Essa capacidade de seguir adiante, de superar-se em circunstâncias adversas e com a firme convicção de que se pode conseguir a maior parte do que desejamos, depende unicamente de encontramos o modo correto de fazê-lo. Sempre haverá uma forma correta e uma forma equivocada de controlar, dirigir e concentrar nossa vontade para esforçar-nos por conseguir o que desejamos. Convencer-nos de que não somos capazes, renunciar à esperança e à determinação, e a não esforçar-nos por um futuro melhor (ou inclusive diferente) é, sem dúvida, a equivocada; ter grandes expectativas, resistir e comportar-se com determinação diante dos retos da vida é a correta. Um tipo de hábito que se pode cultivar, uma prática que não aceita um não por resposta, uma prática que persevera e que sabe que o cérebro se adapta física, cognitiva e emocionalmente a qualquer exigência que seu proprietário lhe imponha. Somos, definitivamente, produto de nossos pensamentos: o ser humano é aquilo que pensa e o que pensamos sobre nós define quem fomos, quem somos e quem seremos.

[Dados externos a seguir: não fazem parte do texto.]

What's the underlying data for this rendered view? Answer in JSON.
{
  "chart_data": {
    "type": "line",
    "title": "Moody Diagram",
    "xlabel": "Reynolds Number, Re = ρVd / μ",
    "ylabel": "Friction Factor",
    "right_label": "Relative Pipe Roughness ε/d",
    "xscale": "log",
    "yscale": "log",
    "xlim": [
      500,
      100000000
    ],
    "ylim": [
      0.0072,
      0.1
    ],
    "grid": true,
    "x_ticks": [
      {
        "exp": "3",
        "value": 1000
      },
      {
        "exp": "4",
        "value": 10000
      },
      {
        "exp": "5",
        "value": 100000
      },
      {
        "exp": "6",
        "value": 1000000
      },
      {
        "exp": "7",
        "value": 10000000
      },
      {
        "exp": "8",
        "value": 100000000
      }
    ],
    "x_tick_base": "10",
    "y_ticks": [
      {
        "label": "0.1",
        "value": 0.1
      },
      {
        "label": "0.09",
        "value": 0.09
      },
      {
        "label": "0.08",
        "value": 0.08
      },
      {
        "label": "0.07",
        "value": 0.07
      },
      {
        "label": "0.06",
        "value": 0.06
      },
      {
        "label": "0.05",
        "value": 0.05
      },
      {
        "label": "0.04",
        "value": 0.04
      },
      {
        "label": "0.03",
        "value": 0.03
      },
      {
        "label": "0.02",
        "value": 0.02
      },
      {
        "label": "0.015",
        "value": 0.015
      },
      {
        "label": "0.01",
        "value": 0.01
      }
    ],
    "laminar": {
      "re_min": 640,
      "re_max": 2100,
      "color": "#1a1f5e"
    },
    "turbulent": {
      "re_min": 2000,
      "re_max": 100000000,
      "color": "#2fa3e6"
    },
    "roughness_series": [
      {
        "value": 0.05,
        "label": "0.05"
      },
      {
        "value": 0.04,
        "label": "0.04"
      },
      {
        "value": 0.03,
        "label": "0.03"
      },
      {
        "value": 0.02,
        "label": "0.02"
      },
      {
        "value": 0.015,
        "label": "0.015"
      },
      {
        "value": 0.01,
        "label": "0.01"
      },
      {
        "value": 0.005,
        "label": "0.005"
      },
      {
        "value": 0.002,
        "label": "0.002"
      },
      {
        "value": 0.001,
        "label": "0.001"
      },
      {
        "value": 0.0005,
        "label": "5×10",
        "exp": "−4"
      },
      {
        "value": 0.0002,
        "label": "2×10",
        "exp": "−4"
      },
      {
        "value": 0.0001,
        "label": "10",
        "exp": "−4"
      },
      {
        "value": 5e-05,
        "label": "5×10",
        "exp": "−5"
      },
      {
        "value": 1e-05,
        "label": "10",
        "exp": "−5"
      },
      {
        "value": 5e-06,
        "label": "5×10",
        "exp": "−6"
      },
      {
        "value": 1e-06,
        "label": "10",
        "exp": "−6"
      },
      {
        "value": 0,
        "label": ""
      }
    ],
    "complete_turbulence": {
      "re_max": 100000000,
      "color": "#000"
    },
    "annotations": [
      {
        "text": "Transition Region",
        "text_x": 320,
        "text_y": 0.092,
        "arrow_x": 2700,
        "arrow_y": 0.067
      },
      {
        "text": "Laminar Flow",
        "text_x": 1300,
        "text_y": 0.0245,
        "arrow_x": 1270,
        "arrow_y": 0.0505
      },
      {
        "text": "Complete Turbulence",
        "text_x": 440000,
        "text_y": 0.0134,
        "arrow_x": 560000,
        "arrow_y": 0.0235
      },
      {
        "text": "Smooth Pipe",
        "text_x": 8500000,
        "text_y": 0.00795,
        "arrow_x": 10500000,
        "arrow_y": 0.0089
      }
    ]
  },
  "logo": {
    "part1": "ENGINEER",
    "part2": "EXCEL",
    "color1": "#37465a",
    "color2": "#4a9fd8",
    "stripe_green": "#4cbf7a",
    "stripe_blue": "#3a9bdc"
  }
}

Ante o excesso de tristeza e de desânimo que sentimos diante de nossos fracassos, devemos intentar fazer-nos bem a nós mesmos em todo momento. Por uma boa razão Voltaire fazia dizer, a modo de conclusão, a seu herói Candide , perdido pelo mundo: “Devemos cultivar nosso jardim”. A parte tormentosa e autodestrutiva de nossas frustrações e melancolia se atenuam quando o indivíduo se esforça por admitir que a infelicidade também é parte essencial da felicidade e reforça sua duração e importância. Esta é a classe de pessoas que saltam da cama pelas manhãs e estão prontos para abraçar o mundo. Não é um tipo de otimismo ingênuo, passivo, relaxado e ilusório. É uma atitude pró-ativa, comprometida e que reconhece que não há outro fracasso que aquele que subjuga nosso ânimo.
O mérito e a valia de uma pessoa radicam no ânimo e na vontade; daí é donde provém sua verdadeira virtude. O esforço é a firmeza não somente de estudos e preparação constantes, senão também, e principalmente, do ânimo e do espírito; não consiste no valor de nossos professores, nem de nossos livros, senão em nossa própria valia e férrea disposição. Quem cai obstinado no seu esforço, quem não rebaixa nem sequer um ápice, nem com pensamentos nem com atitudes, sua vontade, confiança e determinação por nenhuma eventual “não aprovação”; quem, ao dominar a vontade, ao resistir, segue mirando a seu objetivo com uma mirada firme, entusiasmada e desdenhosa, é derrotado não por si mesmo senão pela fortuna. Enfim, aquele que, com uma grandeza de ânimo invencível, “se cai, luta de joelhos” (Sêneca).